I love dply, and I'm trying to learn about it more so I can integrate it into nushell. I think it would be awesome to have a datafusion set of commands behind a feature. I love what you've done with it and I'm especially envious of group_by() | summarize().

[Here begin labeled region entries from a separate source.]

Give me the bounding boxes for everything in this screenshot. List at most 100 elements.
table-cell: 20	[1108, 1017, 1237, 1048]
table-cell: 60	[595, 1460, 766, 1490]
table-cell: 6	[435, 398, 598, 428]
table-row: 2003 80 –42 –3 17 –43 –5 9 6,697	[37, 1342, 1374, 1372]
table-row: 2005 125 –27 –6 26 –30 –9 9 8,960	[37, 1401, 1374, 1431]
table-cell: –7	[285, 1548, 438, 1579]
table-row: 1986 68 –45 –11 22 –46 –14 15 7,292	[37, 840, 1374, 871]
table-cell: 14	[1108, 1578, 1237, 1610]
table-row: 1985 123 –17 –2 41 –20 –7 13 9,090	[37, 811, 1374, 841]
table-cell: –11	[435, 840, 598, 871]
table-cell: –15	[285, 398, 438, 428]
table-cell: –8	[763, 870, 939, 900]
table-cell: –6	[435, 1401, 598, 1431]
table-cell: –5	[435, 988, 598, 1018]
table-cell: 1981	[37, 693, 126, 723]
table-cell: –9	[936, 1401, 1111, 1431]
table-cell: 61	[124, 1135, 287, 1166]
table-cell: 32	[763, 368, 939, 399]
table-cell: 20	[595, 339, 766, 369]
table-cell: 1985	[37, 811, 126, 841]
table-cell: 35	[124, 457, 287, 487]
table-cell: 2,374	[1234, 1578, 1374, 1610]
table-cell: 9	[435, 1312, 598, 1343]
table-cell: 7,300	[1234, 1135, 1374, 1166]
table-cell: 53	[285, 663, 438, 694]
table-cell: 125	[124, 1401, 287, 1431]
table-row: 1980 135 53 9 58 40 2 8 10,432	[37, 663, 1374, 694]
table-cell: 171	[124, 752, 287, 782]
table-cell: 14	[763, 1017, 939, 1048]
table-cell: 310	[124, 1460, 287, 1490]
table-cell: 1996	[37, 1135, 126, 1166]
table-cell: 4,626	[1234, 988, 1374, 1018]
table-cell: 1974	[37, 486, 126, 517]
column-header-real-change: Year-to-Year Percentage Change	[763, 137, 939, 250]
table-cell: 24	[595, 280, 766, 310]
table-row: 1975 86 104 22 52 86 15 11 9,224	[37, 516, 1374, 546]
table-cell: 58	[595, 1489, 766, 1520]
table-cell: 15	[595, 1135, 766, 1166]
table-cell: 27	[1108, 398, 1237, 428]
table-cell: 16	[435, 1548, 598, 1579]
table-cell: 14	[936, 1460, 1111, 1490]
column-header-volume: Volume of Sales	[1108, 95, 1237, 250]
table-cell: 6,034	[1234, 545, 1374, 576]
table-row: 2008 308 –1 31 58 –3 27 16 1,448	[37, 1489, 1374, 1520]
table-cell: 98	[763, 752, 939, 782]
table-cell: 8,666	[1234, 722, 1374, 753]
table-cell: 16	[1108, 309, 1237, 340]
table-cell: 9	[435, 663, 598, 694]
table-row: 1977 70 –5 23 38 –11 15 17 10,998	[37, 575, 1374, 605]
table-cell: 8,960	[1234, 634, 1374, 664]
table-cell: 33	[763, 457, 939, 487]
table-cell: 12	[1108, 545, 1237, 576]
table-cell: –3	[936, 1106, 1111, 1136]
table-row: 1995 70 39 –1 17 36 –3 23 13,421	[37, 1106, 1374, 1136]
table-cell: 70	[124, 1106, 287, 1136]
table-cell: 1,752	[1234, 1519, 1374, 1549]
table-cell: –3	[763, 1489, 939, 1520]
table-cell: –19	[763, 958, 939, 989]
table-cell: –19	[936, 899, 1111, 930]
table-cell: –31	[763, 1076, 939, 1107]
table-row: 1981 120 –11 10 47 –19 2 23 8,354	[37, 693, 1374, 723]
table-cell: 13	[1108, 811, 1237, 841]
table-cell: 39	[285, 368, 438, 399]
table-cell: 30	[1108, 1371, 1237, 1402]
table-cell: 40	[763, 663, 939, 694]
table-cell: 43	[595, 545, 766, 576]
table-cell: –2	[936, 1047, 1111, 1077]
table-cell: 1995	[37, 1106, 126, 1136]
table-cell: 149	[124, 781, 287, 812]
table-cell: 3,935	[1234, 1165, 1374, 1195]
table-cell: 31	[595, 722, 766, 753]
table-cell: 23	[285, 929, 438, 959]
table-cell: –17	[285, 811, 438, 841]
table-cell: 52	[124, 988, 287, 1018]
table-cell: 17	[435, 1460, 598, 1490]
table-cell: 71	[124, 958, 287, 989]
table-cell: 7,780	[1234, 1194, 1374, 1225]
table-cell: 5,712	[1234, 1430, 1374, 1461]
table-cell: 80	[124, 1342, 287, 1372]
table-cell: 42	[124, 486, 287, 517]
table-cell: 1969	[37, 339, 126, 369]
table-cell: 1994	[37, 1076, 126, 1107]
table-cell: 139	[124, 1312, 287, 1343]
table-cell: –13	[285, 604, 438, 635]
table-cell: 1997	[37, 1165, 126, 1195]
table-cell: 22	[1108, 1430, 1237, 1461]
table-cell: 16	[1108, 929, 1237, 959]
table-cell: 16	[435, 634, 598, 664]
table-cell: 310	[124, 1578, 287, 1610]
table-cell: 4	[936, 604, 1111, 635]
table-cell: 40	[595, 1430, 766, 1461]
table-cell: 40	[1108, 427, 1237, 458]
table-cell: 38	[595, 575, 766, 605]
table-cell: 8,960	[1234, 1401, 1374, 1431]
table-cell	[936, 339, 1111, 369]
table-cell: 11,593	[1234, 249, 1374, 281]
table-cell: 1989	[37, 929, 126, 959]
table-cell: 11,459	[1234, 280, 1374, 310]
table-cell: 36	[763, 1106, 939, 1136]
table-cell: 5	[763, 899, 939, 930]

Thank you @fdncred for suggesting this improvement, I have added a few time conversion functions so now it is possible to convert numbers to durations and durations to numbers (following lubridate R package):
〉json("buildtimes.json") |
::: mutate(date=ymd_hms(date)) |
::: group_by(commit) |
::: summarize(
::: min_date = min(date),
::: max_date = max(date),
::: startups = n(),
::: perf_datetime = mean(time)
::: ) |
::: mutate(perf_datetime=dnanos(perf_datetime)) |
::: arrange(min_date, max_date) |
::: relocate(perf_datetime) |
::: head(5)
:::
shape: (5, 5) elapsed: 0.007s
┌────────────────┬──────────────────────────────────────────┬─────────────────────────┬─────────────────────────┬────────────────┐
│ perf_datetime ┆ commit ┆ min_date ┆ max_date ┆ startups │
│ --- ┆ --- ┆ --- ┆ --- ┆ --- │
│ duration[ns] ┆ str ┆ datetime[ms] ┆ datetime[ms] ┆ i64 │
╞════════════════╪══════════════════════════════════════════╪═════════════════════════╪═════════════════════════╪════════════════╡
│ 0.120679900s ┆ 2bb0c1c618f961843b49432fb7a21304b41493af ┆ 2023-07-03T17:03:08.605 ┆ 2023-07-03T17:45:46.859 ┆ 2 │
│ 0.129605145s ┆ 406b606398bf18c98063fbe998a4d27f75067eef ┆ 2023-07-05T12:41:06.186 ┆ 2023-07-07T13:31:08.454 ┆ 40 │
│ 0.132144692s ┆ 8e38596bc9494357f01f166076e8d563f28016f3 ┆ 2023-07-07T13:35:20.692 ┆ 2023-07-10T15:42:42.746 ┆ 13 │
│ 0.184785800s ┆ cf36f052c46b6efe57500e3acb7f52d2d0cb8d2e ┆ 2023-07-12T15:10:55.382 ┆ 2023-07-12T19:23:46.223 ┆ 2 │
│ 0.136068100s ┆ b2043135ed956ead0d3b5d5df49ea9d929dc7120 ┆ 2023-07-12T20:56:26.198 ┆ 2023-07-13T20:14:08.484 ┆ 2 │
└────────────────┴──────────────────────────────────────────┴─────────────────────────┴─────────────────────────┴────────────────┘
It is not as nice as Nushell but it is an improvement :smile:
In #47, I learned how to open a json file, as long as it's jsonl/ndjson and named with a .json file extension. Now I have a int64 field that needs to be interpreted as a timestamp(nanoseconds). Is there a way to cast the field to some type of a duration or timestamp datatype?